Right now, there’s a discussion taking place around kitchen tables throughout Canada that probably ought to make the financial headlines but doesn’t. When a retired couple in Mississauga, Halifax, or Kelowna sees that their GIC isn’t keeping up with grocery prices, they ask their advisor the same question: “Where do we actually get income anymore?” For a very long time, the solution in our country was straightforward: Canadian bonds, Canadian bank stocks, perhaps a GIC ladder, and the ease of remaining near home. A rising number of Canadian seniors are shifting their money overseas into global dividend funds, which provide the one thing retirees need most—a payout that doesn’t decrease—in response to that answer, which has been subtly eroding.
It’s spreading in part because the reasoning behind it is simple. The math of retirement has been seriously harmed by inflation, and the traditionally low-yielding fixed-income assets that older Canadians were advised to rely on no longer produce enough income to cover their expenses. A different approach is provided by global dividend funds, which provide exposure to multinational corporations with a track record of consistently increasing dividend payments. In essence, a corporation that raises its dividend more quickly than inflation is making a cost-of-living adjustment. That aspect is more important than nearly everything else a portfolio can provide for a retiree who is watching the prices of everything rise.
Among all investors, Canadians should find the diversification argument convincing. Banks, energy, materials, and a few telecom companies make up the renownedly concentrated domestic market. You are placing a highly concentrated wager on a tiny portion of the world economy if you base your whole retirement income on Canadian dividend payers.
The purpose of institutional vehicles, such as the pooled global dividend funds established by Toronto-based companies like Aviva Investors, is to address this issue. They enable Canadian retirement funds to access reliable dividend payers around the globe, such as American healthcare brands, Asian industrials, and European consumer goods behemoths, all of which have no equivalent on the TSX. By distributing the revenue base internationally, there is less chance that a decline in Canadian banks or a drop in oil prices will take the entire salary with it.
This becomes really sophisticated when it comes to the tax element, which is also where expert guidance pays you. Dividend payments from a Tax-Free Savings Account are fully tax-free, which has a subtle but crucial effect for seniors: it prevents that income from being deducted from Old Age Security clawback thresholds. One of the silent pitfalls of retirement in Canada is OAS clawbacks; if you make a little too much reportable income, the government will begin to withhold your benefits.
A retiree can receive income from dividend-paying investments without going over the limit if they are housed inside a TFSA. It’s the type of arrangement that has a significant impact on what actually ends up in a senior’s bank account each month but isn’t visible in the glossy fund brochures. It’s interesting to note that the seniors who are making this change are really just adhering to the blueprint that their own national pension has previously created.

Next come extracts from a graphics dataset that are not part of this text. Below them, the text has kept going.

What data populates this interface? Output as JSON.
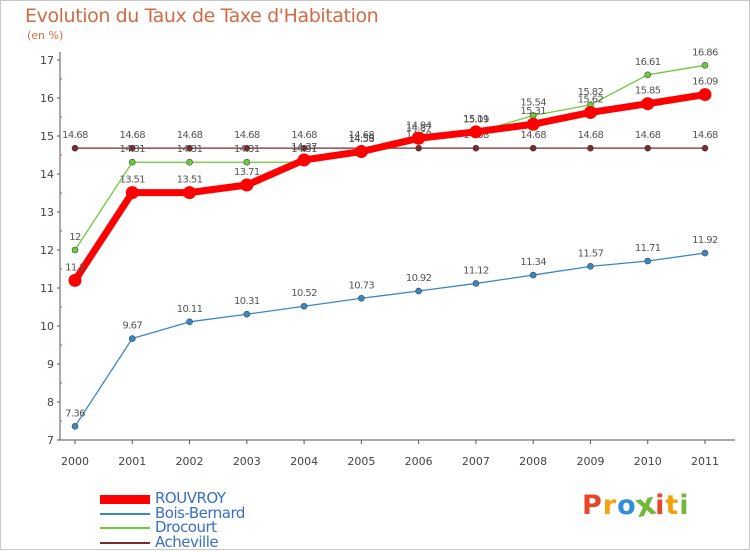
{
  "title": "Evolution du Taux de Taxe d'Habitation",
  "unit": "(en %)",
  "logo": {
    "text": "Proxiti",
    "colors": [
      "#e8462a",
      "#f2a20c",
      "#2f8fd8",
      "#74b83a",
      "#e8462a",
      "#f2a20c",
      "#74b83a"
    ]
  },
  "chart_data": {
    "type": "line",
    "title": "Evolution du Taux de Taxe d'Habitation",
    "ylabel": "(en %)",
    "xlabel": "",
    "ylim": [
      7,
      17
    ],
    "grid": false,
    "legend_position": "bottom-left",
    "x": [
      "2000",
      "2001",
      "2002",
      "2003",
      "2004",
      "2005",
      "2006",
      "2007",
      "2008",
      "2009",
      "2010",
      "2011"
    ],
    "yticks": [
      "7",
      "8",
      "9",
      "10",
      "11",
      "12",
      "13",
      "14",
      "15",
      "16",
      "17"
    ],
    "series": [
      {
        "name": "ROUVROY",
        "color": "#ff0000",
        "thick": true,
        "values": [
          11.2,
          13.51,
          13.51,
          13.71,
          14.37,
          14.59,
          14.94,
          15.11,
          15.31,
          15.62,
          15.85,
          16.09
        ],
        "labels": [
          "11.2",
          "13.51",
          "13.51",
          "13.71",
          "14.37",
          "14.59",
          "14.94",
          "15.11",
          "15.31",
          "15.62",
          "15.85",
          "16.09"
        ]
      },
      {
        "name": "Bois-Bernard",
        "color": "#3a87c8",
        "thick": false,
        "values": [
          7.36,
          9.67,
          10.11,
          10.31,
          10.52,
          10.73,
          10.92,
          11.12,
          11.34,
          11.57,
          11.71,
          11.92
        ],
        "labels": [
          "7.36",
          "9.67",
          "10.11",
          "10.31",
          "10.52",
          "10.73",
          "10.92",
          "11.12",
          "11.34",
          "11.57",
          "11.71",
          "11.92"
        ]
      },
      {
        "name": "Drocourt",
        "color": "#6ccc3a",
        "thick": false,
        "values": [
          12,
          14.31,
          14.31,
          14.31,
          14.31,
          14.58,
          14.87,
          15.09,
          15.54,
          15.82,
          16.61,
          16.86
        ],
        "labels": [
          "12",
          "14.31",
          "14.31",
          "14.31",
          "14.31",
          "14.58",
          "14.87",
          "15.09",
          "15.54",
          "15.82",
          "16.61",
          "16.86"
        ]
      },
      {
        "name": "Acheville",
        "color": "#7a2a2a",
        "thick": false,
        "values": [
          14.68,
          14.68,
          14.68,
          14.68,
          14.68,
          14.68,
          14.68,
          14.68,
          14.68,
          14.68,
          14.68,
          14.68
        ],
        "labels": [
          "14.68",
          "14.68",
          "14.68",
          "14.68",
          "14.68",
          "14.68",
          "14.68",
          "14.68",
          "14.68",
          "14.68",
          "14.68",
          "14.68"
        ]
      }
    ]
  }
}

For many years, aggressive foreign diversification has been the foundation of the “Maple Model” strategy, which was introduced by Canada’s massive public pensions. Just last week, on May 20, CPP Investments said that it had a 7.8% net return and net assets of $793.3 billion at the conclusion of its fiscal year, up from $714.4 billion the previous year. John Graham, the CEO, specifically acknowledged “the reach of its global investment platform.” In other words, Canada’s retirement system has long held the view that the country’s market is too tiny to support Canadian retirements independently. On a smaller basis, individual retirees who are investing in global dividend funds are coming to the same conclusion.
However, the tidy narrative is complicated by a twist in that institutional story that is worth being honest about. Despite being strong, CPP Investments’ 7.8% return was far lower than that of its own benchmark portfolio, which produced a 13.2% return during the same time frame. The main reason for the discrepancy was that CPP’s more diversified strategy failed to fully capitalize on the benchmark’s strong exposure to the major U.S. technology companies, which outpaced the overall market.

For the dividend-seeking retiree, that serves as a helpful reminder: consistent income and diversification have a price, and a steady dividend portfolio will lag behind the headline indices in years when a few high-flying tech companies dominate. Reliability above maximum return is the ideal trade-off for someone who needs to reduce their portfolio, but it’s a trade-off, not a free lunch.
It’s worth keeping an eye on the political friction that is growing between the country and the world. Politicians and business executives are putting increasing pressure on Canada’s enormous institutional funds to make more domestic investments instead of sending so much money to the US and other countries. The claim that Canadian retirement funds should support the development of Canadian businesses and infrastructure is both economic and patriotic.
The counterargument, which pension managers frequently assert in private, is that their fiduciary role is to maximize profits for beneficiaries rather than to support domestic growth. Although this argument largely goes unnoticed by individual retirees, it does influence the products that are developed and sold to them. In contrast, self-directed investors continue to favor reputable domestic brands as anchors alongside their international holdings, such as Brookfield Renewable with its long-contracted cash flows and Enbridge with its fee-based pipeline income.